Do I need VM or Laptop Admin Rights to use PnP.PowerShell in a Migration?

March 18, 2023 By pH7x Systems

Well this is a good question, the answer is NO

If your SharePoint Administrator grant you the Tenant Permissions.

Because You need to run this cmdlet with an identity that has write access to the Azure AD. You are not creating a new application in the sense of something that runs in your Azure AD tenant. You’re only adding a registration to your Azure AD, a so called ‘consent’ for people in your tenant to use that application. The access rights the application requires are delegate only, so you will always have to provide credentials or another way of identifying the user actually using that application.

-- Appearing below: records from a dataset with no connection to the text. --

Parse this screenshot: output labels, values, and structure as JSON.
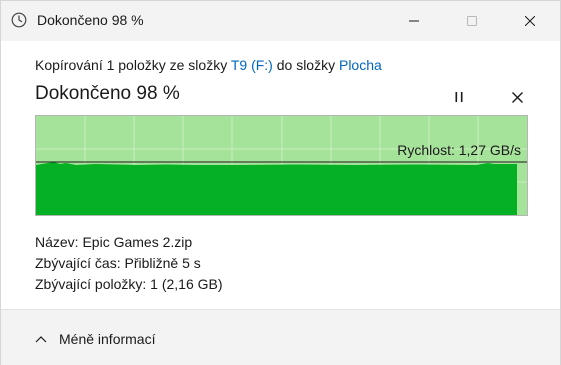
{
  "window": {
    "title": "Dokončeno 98 %",
    "icon": "clock-icon"
  },
  "content": {
    "copy_prefix": "Kopírování 1 položky ze složky ",
    "source": "T9 (F:)",
    "copy_middle": " do složky ",
    "destination": "Plocha",
    "heading": "Dokončeno 98 %",
    "progress_percent": 98,
    "speed_label": "Rychlost: 1,27 GB/s"
  },
  "details": {
    "name_label": "Název:",
    "name_value": "Epic Games 2.zip",
    "time_label": "Zbývající čas:",
    "time_value": "Přibližně 5 s",
    "items_label": "Zbývající položky:",
    "items_value": "1 (2,16 GB)"
  },
  "footer": {
    "less_info_label": "Méně informací"
  },
  "colors": {
    "progress_fill": "#06b025",
    "progress_remaining": "#a6e39a",
    "link": "#0067c0"
  }
}
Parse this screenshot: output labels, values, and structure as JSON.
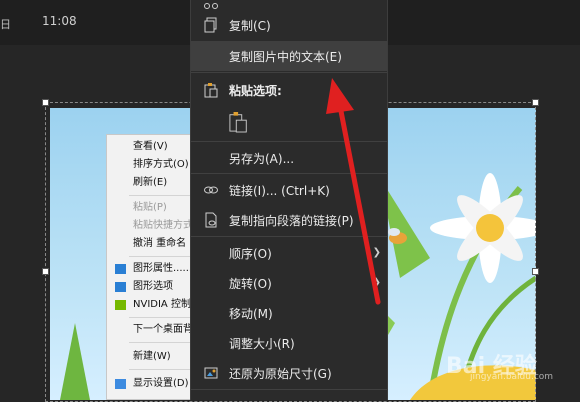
{
  "topbar": {
    "day": "日",
    "time": "11:08"
  },
  "desktop_menu": {
    "items": [
      {
        "label": "查看(V)",
        "disabled": false
      },
      {
        "label": "排序方式(O)",
        "disabled": false
      },
      {
        "label": "刷新(E)",
        "disabled": false
      },
      {
        "label": "粘贴(P)",
        "disabled": true
      },
      {
        "label": "粘贴快捷方式",
        "disabled": true
      },
      {
        "label": "撤消 重命名",
        "disabled": false
      },
      {
        "label": "图形属性......",
        "disabled": false,
        "icon": "intel-graphics-icon"
      },
      {
        "label": "图形选项",
        "disabled": false,
        "icon": "intel-graphics-icon"
      },
      {
        "label": "NVIDIA 控制",
        "disabled": false,
        "icon": "nvidia-icon"
      },
      {
        "label": "下一个桌面背",
        "disabled": false
      },
      {
        "label": "新建(W)",
        "disabled": false
      },
      {
        "label": "显示设置(D)",
        "disabled": false,
        "icon": "display-icon"
      }
    ]
  },
  "context_menu": {
    "copy": "复制(C)",
    "copy_image_text": "复制图片中的文本(E)",
    "paste_options": "粘贴选项:",
    "save_as": "另存为(A)...",
    "link": "链接(I)...  (Ctrl+K)",
    "copy_paragraph_link": "复制指向段落的链接(P)",
    "order": "顺序(O)",
    "rotate": "旋转(O)",
    "move": "移动(M)",
    "resize": "调整大小(R)",
    "reset_size": "还原为原始尺寸(G)"
  },
  "watermark": {
    "main": "Bai 经验",
    "sub": "jingyan.baidu.com"
  },
  "colors": {
    "menu_bg": "#2b2b2b",
    "highlight": "#3f3f3f",
    "arrow_red": "#e02020"
  }
}
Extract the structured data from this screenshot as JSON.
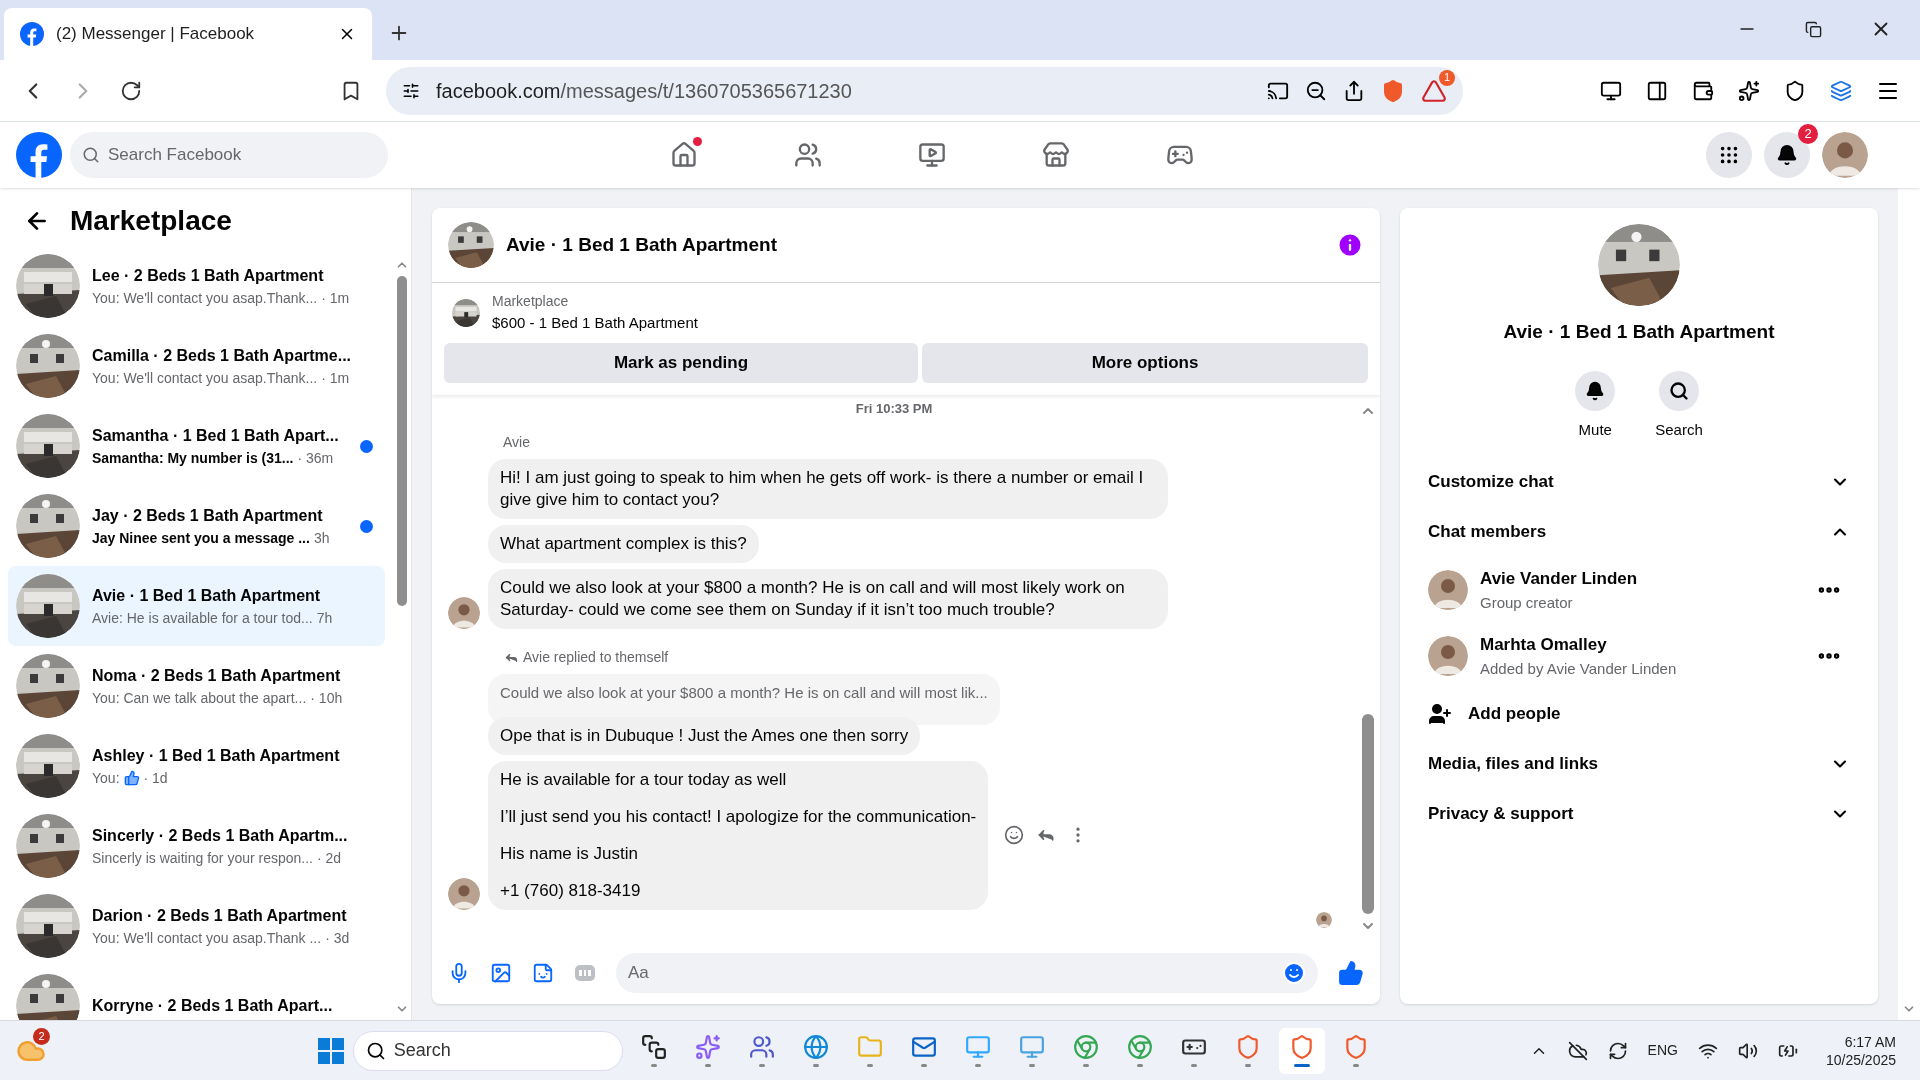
{
  "browser": {
    "tab_title": "(2) Messenger | Facebook",
    "url_host": "facebook.com",
    "url_path": "/messages/t/1360705365671230",
    "extension_badge": "1"
  },
  "header": {
    "search_placeholder": "Search Facebook",
    "nav": [
      {
        "kind": "home",
        "dot": true
      },
      {
        "kind": "friends",
        "dot": false
      },
      {
        "kind": "video",
        "dot": false
      },
      {
        "kind": "marketplace",
        "dot": false
      },
      {
        "kind": "gaming",
        "dot": false
      }
    ],
    "notification_badge": "2"
  },
  "sidebar": {
    "title": "Marketplace",
    "conversations": [
      {
        "title": "Lee · 2 Beds 1 Bath Apartment",
        "kind": "text",
        "preview": "You: We'll contact you asap.Thank...",
        "time": "· 1m",
        "unread": false,
        "selected": false
      },
      {
        "title": "Camilla · 2 Beds 1 Bath Apartme...",
        "kind": "text",
        "preview": "You: We'll contact you asap.Thank...",
        "time": "· 1m",
        "unread": false,
        "selected": false
      },
      {
        "title": "Samantha · 1 Bed 1 Bath Apart...",
        "kind": "text",
        "preview": "Samantha: My number is (31...",
        "time": "· 36m",
        "unread": true,
        "selected": false
      },
      {
        "title": "Jay · 2 Beds 1 Bath Apartment",
        "kind": "text",
        "preview": "Jay Ninee sent you a message ...",
        "time": "3h",
        "unread": true,
        "selected": false
      },
      {
        "title": "Avie · 1 Bed 1 Bath Apartment",
        "kind": "text",
        "preview": "Avie: He is available for a tour tod...",
        "time": "7h",
        "unread": false,
        "selected": true
      },
      {
        "title": "Noma · 2 Beds 1 Bath Apartment",
        "kind": "text",
        "preview": "You: Can we talk about the apart...",
        "time": "· 10h",
        "unread": false,
        "selected": false
      },
      {
        "title": "Ashley · 1 Bed 1 Bath Apartment",
        "kind": "like",
        "preview": "You:",
        "time": "· 1d",
        "unread": false,
        "selected": false
      },
      {
        "title": "Sincerly · 2 Beds 1 Bath Apartm...",
        "kind": "text",
        "preview": "Sincerly is waiting for your respon...",
        "time": "· 2d",
        "unread": false,
        "selected": false
      },
      {
        "title": "Darion · 2 Beds 1 Bath Apartment",
        "kind": "text",
        "preview": "You: We'll contact you asap.Thank ...",
        "time": "· 3d",
        "unread": false,
        "selected": false
      },
      {
        "title": "Korryne · 2 Beds 1 Bath Apart...",
        "kind": "partial",
        "unread": false,
        "selected": false
      }
    ]
  },
  "chat": {
    "title": "Avie · 1 Bed 1 Bath Apartment",
    "listing": {
      "label": "Marketplace",
      "title": "$600 - 1 Bed 1 Bath Apartment"
    },
    "buttons": [
      "Mark as pending",
      "More options"
    ],
    "timestamp": "Fri 10:33 PM",
    "messages": [
      {
        "kind": "sender",
        "text": "Avie"
      },
      {
        "kind": "bubble",
        "lines": [
          "Hi! I am just going to speak to him when he gets off work- is there a number or email I give give him to contact you?"
        ],
        "avatar": false,
        "hovered": false
      },
      {
        "kind": "bubble",
        "lines": [
          "What apartment complex is this?"
        ],
        "avatar": false,
        "hovered": false
      },
      {
        "kind": "bubble",
        "lines": [
          "Could we also look at your $800 a month? He is on call and will most likely work on Saturday- could we come see them on Sunday if it isn’t too much trouble?"
        ],
        "avatar": true,
        "hovered": false
      },
      {
        "kind": "reply_label",
        "text": "Avie replied to themself"
      },
      {
        "kind": "quote",
        "text": "Could we also look at your $800 a month? He is on call and will most lik..."
      },
      {
        "kind": "bubble",
        "lines": [
          "Ope that is in Dubuque ! Just the Ames one then sorry"
        ],
        "avatar": false,
        "hovered": false
      },
      {
        "kind": "bubble",
        "lines": [
          "He is available for a tour today as well",
          "I’ll just send you his contact! I apologize for the communication-",
          "His name is Justin",
          "+1 (760) 818-3419"
        ],
        "avatar": true,
        "hovered": true
      }
    ],
    "composer_placeholder": "Aa"
  },
  "details": {
    "title": "Avie · 1 Bed 1 Bath Apartment",
    "actions": [
      {
        "kind": "mute",
        "label": "Mute"
      },
      {
        "kind": "search",
        "label": "Search"
      }
    ],
    "items": [
      {
        "kind": "section",
        "label": "Customize chat",
        "expanded": false
      },
      {
        "kind": "section",
        "label": "Chat members",
        "expanded": true
      },
      {
        "kind": "member",
        "name": "Avie Vander Linden",
        "role": "Group creator"
      },
      {
        "kind": "member",
        "name": "Marhta Omalley",
        "role": "Added by Avie Vander Linden"
      },
      {
        "kind": "add",
        "label": "Add people"
      },
      {
        "kind": "section",
        "label": "Media, files and links",
        "expanded": false
      },
      {
        "kind": "section",
        "label": "Privacy & support",
        "expanded": false
      }
    ]
  },
  "taskbar": {
    "weather_badge": "2",
    "search": "Search",
    "apps": [
      {
        "kind": "taskview",
        "selected": false
      },
      {
        "kind": "copilot",
        "selected": false
      },
      {
        "kind": "teams",
        "selected": false
      },
      {
        "kind": "edge",
        "selected": false
      },
      {
        "kind": "files",
        "selected": false
      },
      {
        "kind": "outlook",
        "selected": false
      },
      {
        "kind": "photoshop",
        "selected": false
      },
      {
        "kind": "remote",
        "selected": false
      },
      {
        "kind": "chrome",
        "selected": false
      },
      {
        "kind": "chrome",
        "selected": false
      },
      {
        "kind": "game",
        "selected": false
      },
      {
        "kind": "brave",
        "selected": false
      },
      {
        "kind": "brave",
        "selected": true
      },
      {
        "kind": "brave",
        "selected": false
      }
    ],
    "language": "ENG",
    "time": "6:17 AM",
    "date": "10/25/2025"
  }
}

Setting up Access Tenant Admins

You have, as always, to understand the Governance of the Corporation.

In our previsions WBBrags we see some scenarios about SharePoint Migrations, click in the Categories Brown Bag

If you have administrative permission to use use the PNP.PowerShell on your Machine, these are the steps. But remember, Administrative Permissions is you are authorized to use it in a Virtual Machine or Laptop, you don’t want to break any rules of your corporation.

First lets Manually download the .nupkg Package from the Microsoft 365 Patterns and Practices PowerShell Cmdlets

Once you get it, rename the File to ZIP and extract

Extract to a Well Know Folder Name, like C:\PS\, that’s because you want to use more than one version

C:\PS\1.12.0
C:\PS\1.6.0

The Next Step is understanding what Remote Signing Options the Governance allow you to run the CMDLETS

Get-ExecutionPolicy -List

In this case the LocalMachine is allowed, so you only have to import the PSD1 File, see Import-Module

Now Let’s import all the commands, this means you have to import the PSD1 file, will give you all the stuff 🙂

Import-Module C:\PS\1.12.0\PnP.PowerShell.psd1
Connect-PnPOnline -Url "https:/tenant.sharepoint.com"

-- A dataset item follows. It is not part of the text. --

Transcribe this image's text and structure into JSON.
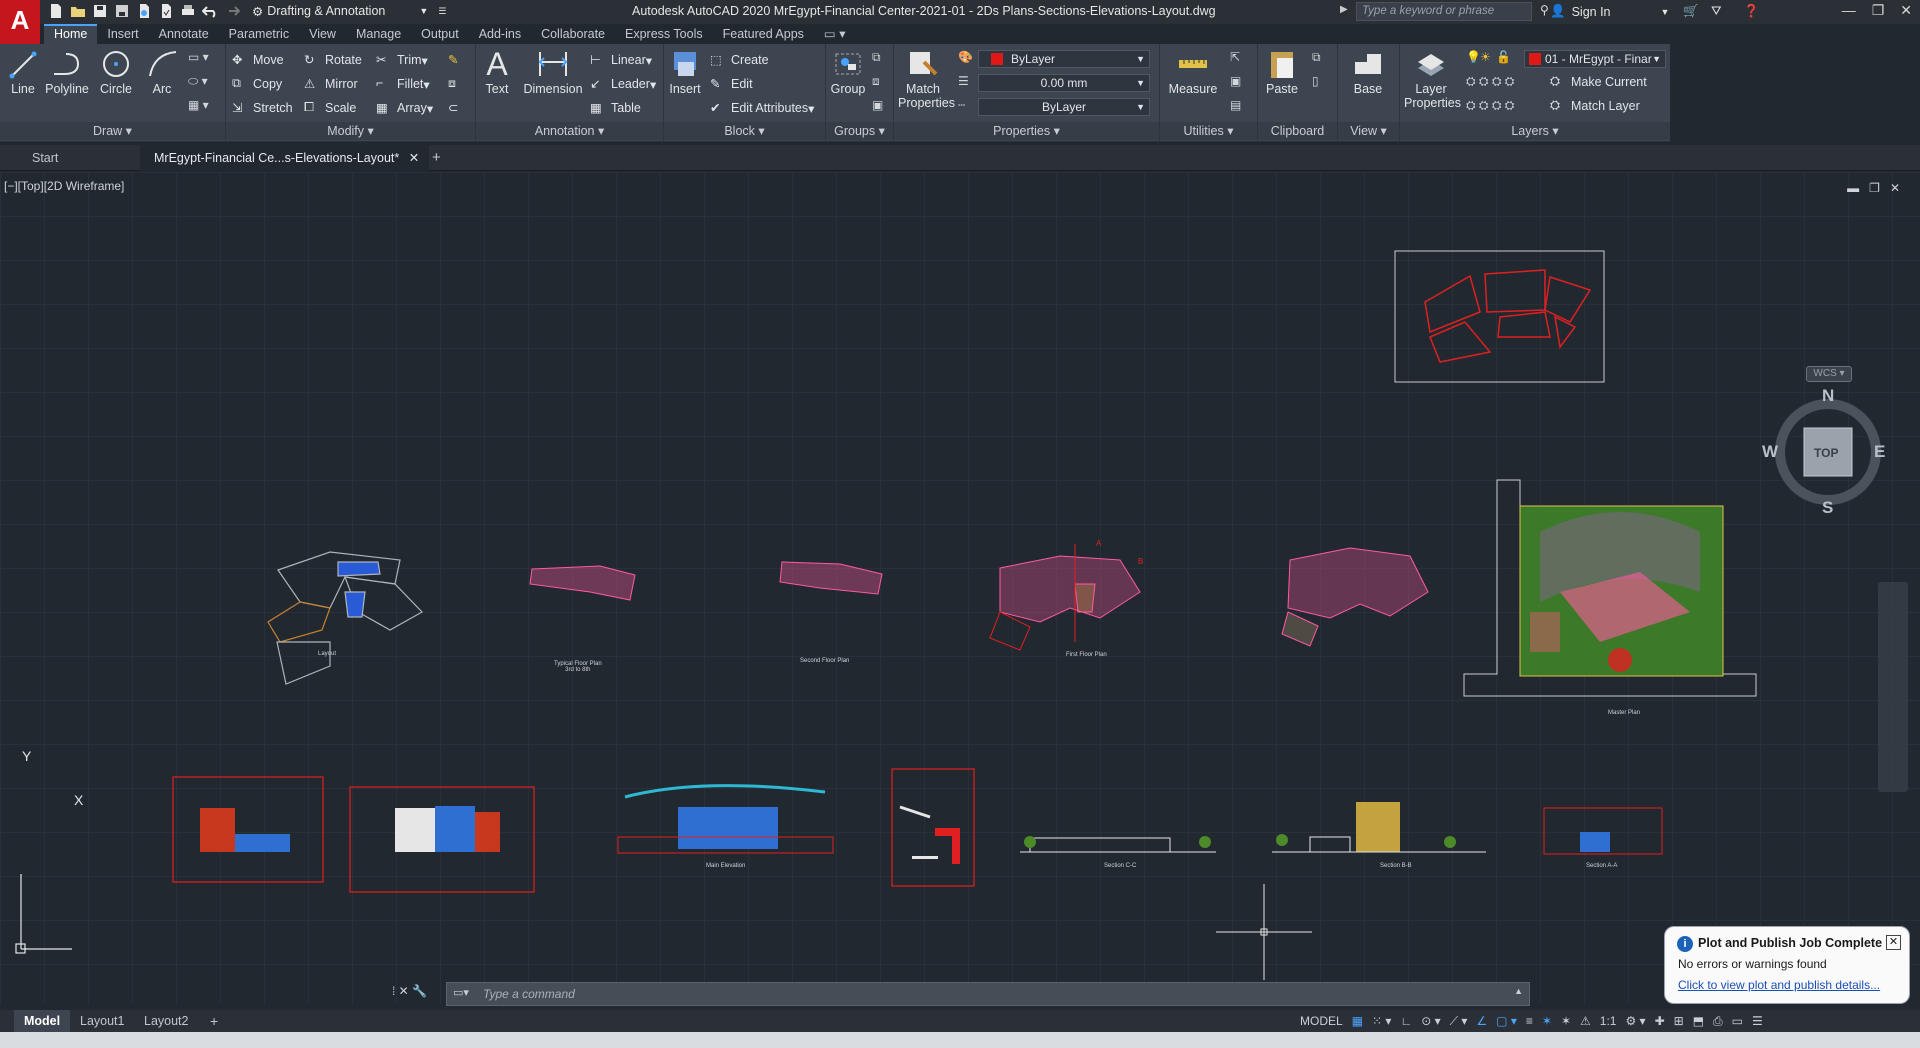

On the other hand, if you only have Unrestricted for the CurrentUser you are not able to run any CMDLET without explicit declare the Execution Policy

Set-ExecutionPolicy -Scope CurrentUser RemoteSigned -Force
Import-Module C:\PS\1.12.0\PnP.PowerShell.psd1
Connect-PnPOnline -Url "https:/tenant.sharepoint.com"

A final note is always validate with your Local CISO and the SharePoint Admin if you are allowed to do so, because in tight security companies you can be fired or if you are an Independent Contractor you may incur in illegal practices and legal clauses will soon be activated.